Title:Probabilistic and Semantic Descriptions of Image Manifolds and Their Applications

Abstract:This paper begins with a description of methods for estimating image probability density functions that reflects the observation that such data is usually constrained to lie in restricted regions of the high-dimensional image space-not every pattern of pixels is an image. It is common to say that images lie on a lower-dimensional manifold in the high-dimensional space. However, it is not the case that all points on the manifold have an equal probability of being images. Images are unevenly distributed on the manifold, and our task is to devise ways to model this distribution as a probability distribution. We therefore consider popular generative models. For our purposes, generative/probabilistic models should have the properties of 1) sample generation: the possibility to sample from this distribution with the modelled density function, and 2) probability computation: given a previously unseen sample from the dataset of interest, one should be able to compute its probability, at least up to a normalising constant. To this end, we investigate the use of methods such as normalising flow and diffusion models. We then show how semantic interpretations are used to describe points on the manifold. To achieve this, we consider an emergent language framework that uses variational encoders for a disentangled representation of points that reside on a given manifold.

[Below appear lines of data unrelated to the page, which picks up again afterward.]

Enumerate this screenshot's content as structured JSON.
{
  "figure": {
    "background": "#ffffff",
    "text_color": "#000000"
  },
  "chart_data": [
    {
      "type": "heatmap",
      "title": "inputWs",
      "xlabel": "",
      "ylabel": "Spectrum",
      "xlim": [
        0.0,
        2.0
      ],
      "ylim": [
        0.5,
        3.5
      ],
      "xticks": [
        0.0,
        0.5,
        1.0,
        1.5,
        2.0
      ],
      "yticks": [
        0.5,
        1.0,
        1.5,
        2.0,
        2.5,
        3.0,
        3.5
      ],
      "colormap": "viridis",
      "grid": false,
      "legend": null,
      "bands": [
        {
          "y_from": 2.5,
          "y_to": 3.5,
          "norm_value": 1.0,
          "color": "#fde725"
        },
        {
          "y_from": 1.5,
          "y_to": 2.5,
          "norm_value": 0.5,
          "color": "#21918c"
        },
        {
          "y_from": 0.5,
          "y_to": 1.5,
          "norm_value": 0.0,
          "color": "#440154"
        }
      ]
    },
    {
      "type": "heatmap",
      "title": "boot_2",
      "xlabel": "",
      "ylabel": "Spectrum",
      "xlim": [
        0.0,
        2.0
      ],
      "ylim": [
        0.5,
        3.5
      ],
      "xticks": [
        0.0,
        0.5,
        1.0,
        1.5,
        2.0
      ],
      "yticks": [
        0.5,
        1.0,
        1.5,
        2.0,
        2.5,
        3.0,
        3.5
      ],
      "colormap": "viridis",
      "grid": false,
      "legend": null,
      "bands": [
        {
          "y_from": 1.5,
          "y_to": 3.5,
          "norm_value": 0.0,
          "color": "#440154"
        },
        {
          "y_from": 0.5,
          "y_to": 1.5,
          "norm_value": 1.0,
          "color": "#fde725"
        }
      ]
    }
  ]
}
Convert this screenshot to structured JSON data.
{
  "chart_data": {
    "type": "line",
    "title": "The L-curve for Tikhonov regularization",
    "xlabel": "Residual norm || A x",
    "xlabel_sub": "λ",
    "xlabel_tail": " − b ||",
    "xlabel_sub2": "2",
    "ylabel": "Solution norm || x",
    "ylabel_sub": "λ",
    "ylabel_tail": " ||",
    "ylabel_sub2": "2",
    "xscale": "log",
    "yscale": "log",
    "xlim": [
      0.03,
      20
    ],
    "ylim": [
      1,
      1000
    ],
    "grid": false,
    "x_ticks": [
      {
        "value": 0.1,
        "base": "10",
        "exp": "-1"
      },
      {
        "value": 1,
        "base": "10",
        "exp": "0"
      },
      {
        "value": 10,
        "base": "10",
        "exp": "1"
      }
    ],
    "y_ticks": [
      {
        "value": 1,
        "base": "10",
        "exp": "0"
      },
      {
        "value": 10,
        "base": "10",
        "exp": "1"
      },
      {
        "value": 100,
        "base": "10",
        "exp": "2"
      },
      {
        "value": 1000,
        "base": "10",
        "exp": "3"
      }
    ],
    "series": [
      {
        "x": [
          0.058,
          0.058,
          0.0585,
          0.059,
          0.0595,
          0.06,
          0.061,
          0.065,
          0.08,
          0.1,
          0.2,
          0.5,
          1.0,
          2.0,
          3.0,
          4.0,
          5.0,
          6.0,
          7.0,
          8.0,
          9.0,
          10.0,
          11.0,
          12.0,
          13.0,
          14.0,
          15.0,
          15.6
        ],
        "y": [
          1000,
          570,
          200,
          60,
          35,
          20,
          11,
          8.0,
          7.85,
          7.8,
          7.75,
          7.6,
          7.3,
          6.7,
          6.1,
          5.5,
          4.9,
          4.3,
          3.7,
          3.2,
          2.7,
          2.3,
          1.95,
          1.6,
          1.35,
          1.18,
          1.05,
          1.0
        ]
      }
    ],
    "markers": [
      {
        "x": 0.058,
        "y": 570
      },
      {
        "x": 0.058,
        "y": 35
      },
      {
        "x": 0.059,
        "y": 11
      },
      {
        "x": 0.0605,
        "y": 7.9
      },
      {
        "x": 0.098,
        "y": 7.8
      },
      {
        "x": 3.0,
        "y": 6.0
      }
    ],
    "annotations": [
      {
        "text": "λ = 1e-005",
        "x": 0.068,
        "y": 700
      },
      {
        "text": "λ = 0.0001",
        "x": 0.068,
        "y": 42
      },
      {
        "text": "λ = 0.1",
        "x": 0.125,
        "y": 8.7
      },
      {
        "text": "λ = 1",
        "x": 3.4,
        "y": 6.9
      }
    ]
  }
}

Trajectories between points on a manifold can then be described as evolving semantic descriptions. We also show that such probabilistic descriptions (bounded) can be used to improve semantic consistency by constructing defences against adversarial attacks. We evaluate our methods with improved semantic robustness and OoD detection capability, explainable and editable semantic interpolation, and improved classification accuracy under patch attacks. We also discuss the limitation in diffusion models.